CHAPTER II

MOSQUITO BEND

Forks died away in a shimmering haze of heat as Tresler rode out over the hard prairie trail. Ten miles they had told him it was to Mosquito Bend; a ten-mile continuation of the undulating plains he had now grown accustomed to. He allowed his horse to take it leisurely. There was no great hurry for an early arrival.

John Tresler had done what many an enterprising youngster from the New England States has done since. At the age of twenty-five, finding himself, after his university career at Harvard, with an excellent training in all athletics, particularly boxing and wrestling and all those games pertaining to the noble art of self-defense, but with only a limited proficiency in matters relating to the earning of an adequate living, he had decided to break new ground for himself on the prairie-lands of the West. Stock-raising was his object, and, to this end, he had sought out a ranch where he could thoroughly master the craft before embarking on his own enterprise.

It was through official channels that he had heard of Mosquito Bend as one of the largest ranches in the country at the time, and he had at once entered into negotiations with the owner, Julian Marbolt, for a period of instruction. His present journey was the result.

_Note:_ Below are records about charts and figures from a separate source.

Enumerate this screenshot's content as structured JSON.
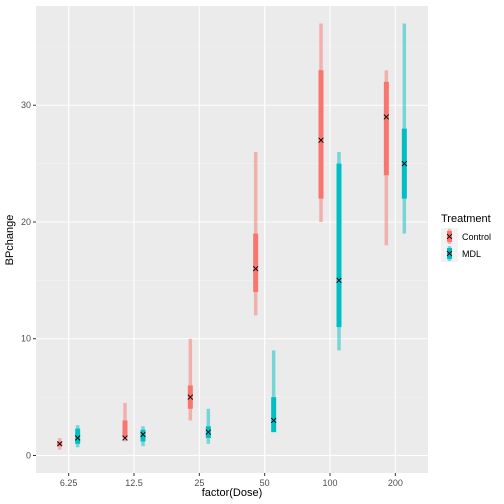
{
  "chart_data": {
    "type": "interval",
    "xlabel": "factor(Dose)",
    "ylabel": "BPchange",
    "categories": [
      "6.25",
      "12.5",
      "25",
      "50",
      "100",
      "200"
    ],
    "ylim": [
      -1.5,
      38.5
    ],
    "yticks": [
      0,
      10,
      20,
      30
    ],
    "grid": true,
    "legend": {
      "title": "Treatment",
      "position": "right"
    },
    "series": [
      {
        "name": "Control",
        "color": "#F8766D",
        "points": [
          {
            "dose": "6.25",
            "min": 0.5,
            "q1": 0.8,
            "median": 1.0,
            "q3": 1.2,
            "max": 1.5
          },
          {
            "dose": "12.5",
            "min": 1.2,
            "q1": 1.5,
            "median": 1.5,
            "q3": 3.0,
            "max": 4.5
          },
          {
            "dose": "25",
            "min": 3.0,
            "q1": 4.0,
            "median": 5.0,
            "q3": 6.0,
            "max": 10.0
          },
          {
            "dose": "50",
            "min": 12.0,
            "q1": 14.0,
            "median": 16.0,
            "q3": 19.0,
            "max": 26.0
          },
          {
            "dose": "100",
            "min": 20.0,
            "q1": 22.0,
            "median": 27.0,
            "q3": 33.0,
            "max": 37.0
          },
          {
            "dose": "200",
            "min": 18.0,
            "q1": 24.0,
            "median": 29.0,
            "q3": 32.0,
            "max": 33.0
          }
        ]
      },
      {
        "name": "MDL",
        "color": "#00BFC4",
        "points": [
          {
            "dose": "6.25",
            "min": 0.7,
            "q1": 1.0,
            "median": 1.5,
            "q3": 2.3,
            "max": 2.6
          },
          {
            "dose": "12.5",
            "min": 0.8,
            "q1": 1.2,
            "median": 1.8,
            "q3": 2.2,
            "max": 2.5
          },
          {
            "dose": "25",
            "min": 1.0,
            "q1": 1.5,
            "median": 2.0,
            "q3": 2.5,
            "max": 4.0
          },
          {
            "dose": "50",
            "min": 2.0,
            "q1": 2.0,
            "median": 3.0,
            "q3": 5.0,
            "max": 9.0
          },
          {
            "dose": "100",
            "min": 9.0,
            "q1": 11.0,
            "median": 15.0,
            "q3": 25.0,
            "max": 26.0
          },
          {
            "dose": "200",
            "min": 19.0,
            "q1": 22.0,
            "median": 25.0,
            "q3": 28.0,
            "max": 37.0
          }
        ]
      }
    ]
  }
}
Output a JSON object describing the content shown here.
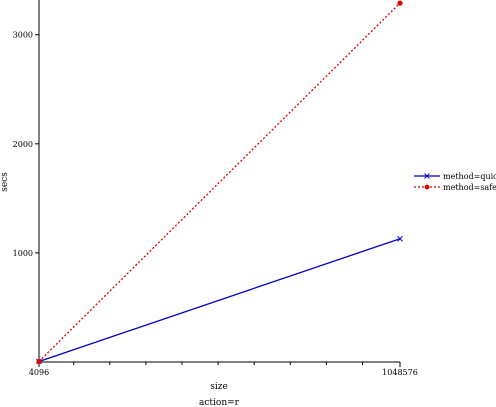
{
  "chart_data": {
    "type": "line",
    "xlabel": "size",
    "ylabel": "secs",
    "footer": "action=r",
    "xlim": [
      4096,
      1048576
    ],
    "ylim": [
      0,
      3300
    ],
    "x_ticks": [
      {
        "value": 4096,
        "label": "4096"
      },
      {
        "value": 1048576,
        "label": "1048576"
      }
    ],
    "x_minor_ticks": [
      104448,
      208896,
      313344,
      417792,
      522240,
      626688,
      731136,
      835584,
      940032
    ],
    "y_ticks": [
      {
        "value": 1000,
        "label": "1000"
      },
      {
        "value": 2000,
        "label": "2000"
      },
      {
        "value": 3000,
        "label": "3000"
      }
    ],
    "legend_position": "right",
    "series": [
      {
        "name": "method=quick",
        "color": "#0000cc",
        "marker": "x",
        "line_style": "solid",
        "x": [
          4096,
          1048576
        ],
        "y": [
          5,
          1130
        ]
      },
      {
        "name": "method=safe",
        "color": "#e00000",
        "marker": "circle",
        "line_style": "dotted",
        "x": [
          4096,
          1048576
        ],
        "y": [
          5,
          3290
        ]
      }
    ]
  }
}
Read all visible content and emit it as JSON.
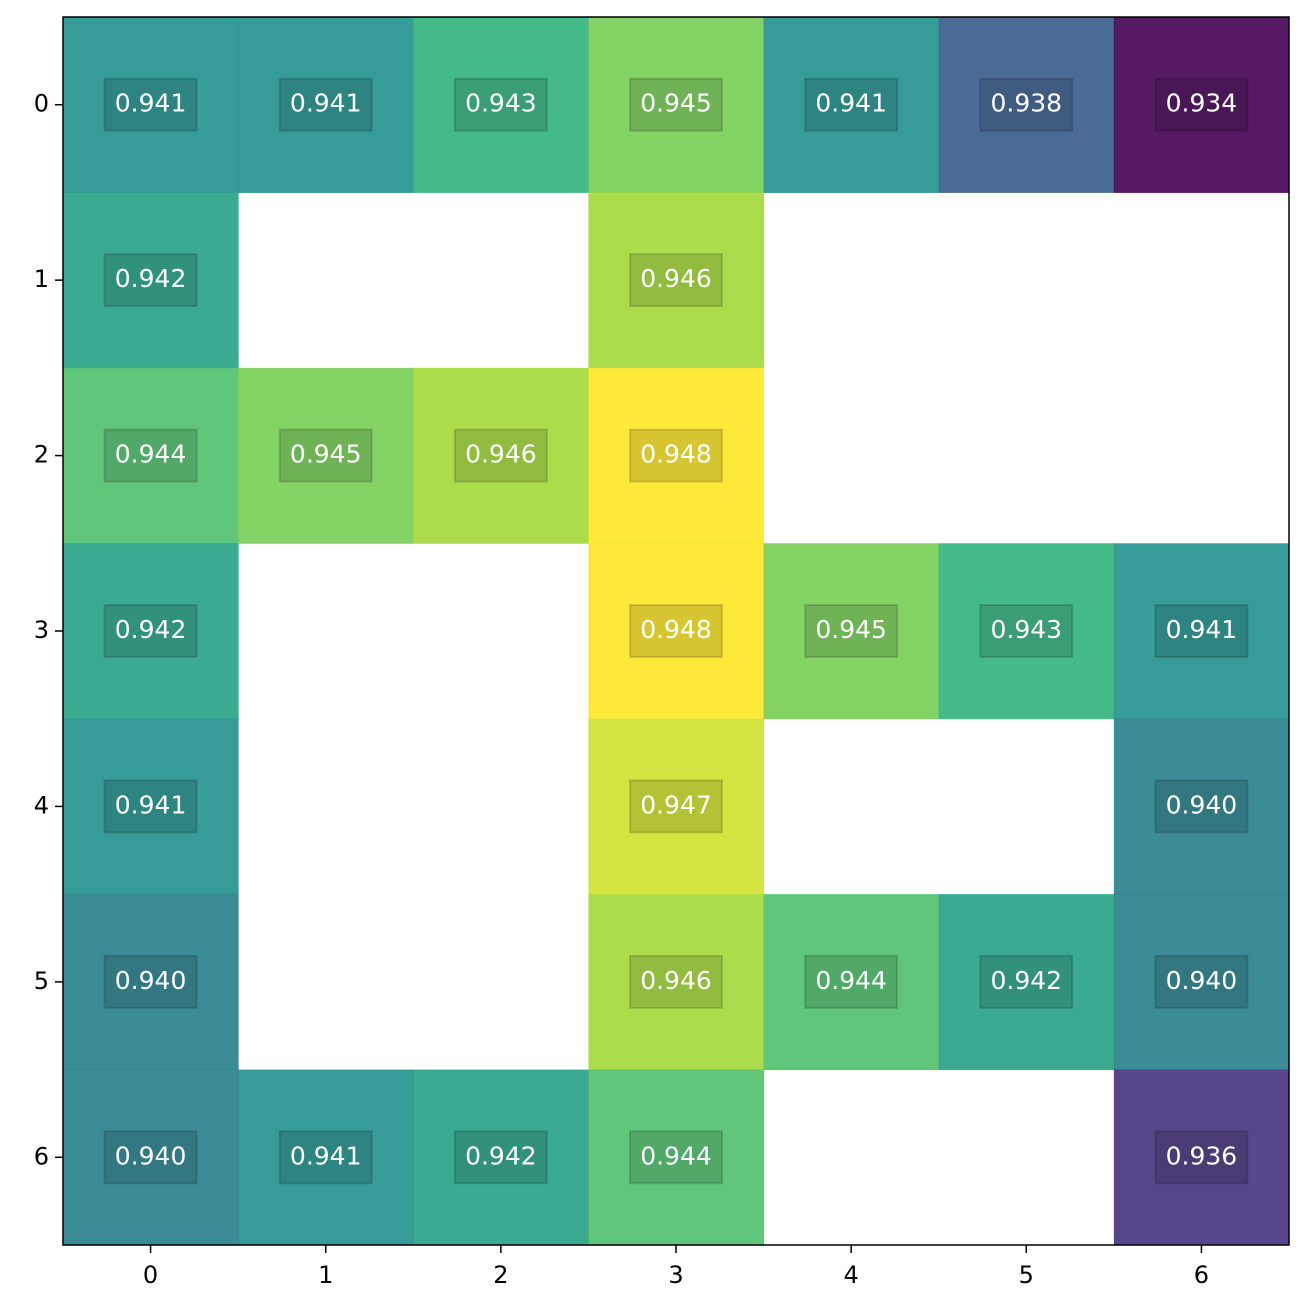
{
  "chart_data": {
    "type": "heatmap",
    "xlim": [
      -0.5,
      6.5
    ],
    "ylim": [
      6.5,
      -0.5
    ],
    "xticks": [
      0,
      1,
      2,
      3,
      4,
      5,
      6
    ],
    "yticks": [
      0,
      1,
      2,
      3,
      4,
      5,
      6
    ],
    "colormap": "viridis",
    "clim": [
      0.934,
      0.948
    ],
    "values": [
      [
        0.941,
        0.941,
        0.943,
        0.945,
        0.941,
        0.938,
        0.934
      ],
      [
        0.942,
        null,
        null,
        0.946,
        null,
        null,
        null
      ],
      [
        0.944,
        0.945,
        0.946,
        0.948,
        null,
        null,
        null
      ],
      [
        0.942,
        null,
        null,
        0.948,
        0.945,
        0.943,
        0.941
      ],
      [
        0.941,
        null,
        null,
        0.947,
        null,
        null,
        0.94
      ],
      [
        0.94,
        null,
        null,
        0.946,
        0.944,
        0.942,
        0.94
      ],
      [
        0.94,
        0.941,
        0.942,
        0.944,
        null,
        null,
        0.936
      ]
    ],
    "value_labels": [
      [
        "0.941",
        "0.941",
        "0.943",
        "0.945",
        "0.941",
        "0.938",
        "0.934"
      ],
      [
        "0.942",
        null,
        null,
        "0.946",
        null,
        null,
        null
      ],
      [
        "0.944",
        "0.945",
        "0.946",
        "0.948",
        null,
        null,
        null
      ],
      [
        "0.942",
        null,
        null,
        "0.948",
        "0.945",
        "0.943",
        "0.941"
      ],
      [
        "0.941",
        null,
        null,
        "0.947",
        null,
        null,
        "0.940"
      ],
      [
        "0.940",
        null,
        null,
        "0.946",
        "0.944",
        "0.942",
        "0.940"
      ],
      [
        "0.940",
        "0.941",
        "0.942",
        "0.944",
        null,
        null,
        "0.936"
      ]
    ]
  }
}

He thought a good deal as his horse ambled over that ten miles. He weighed the stories he had heard from Shaky, and picked them threadbare. He reduced his efforts to a few pointed conclusions. Things were decidedly rough at Mosquito Bend. Probably the brutality was a case of brute force pitted against brute force—he had taken into consideration the well-known disposition of the Western cowpuncher—and, as such, a matter of regretable necessity for the governing of the place. Shaky had in some way fallen foul of the master and foreman and had allowed personal feelings to warp his judgment. And, lastly, taking his “greenness” into account, he had piled up the agony simply from the native love of the “old hand” for scaring a newcomer.

Tresler was no weakling or he would never have set out to shape his own course as he was now doing. He was a man of considerable purpose, self-reliant and reasonable, with sufficient easy good-nature to be compatible with strength. He liked his own experiences too, though he never scorned the experiences of another. Slum had sized him up pretty shrewdly when he said “he’ll bob out on top like a cork in a water bar’l,” but he had not altogether done him full justice.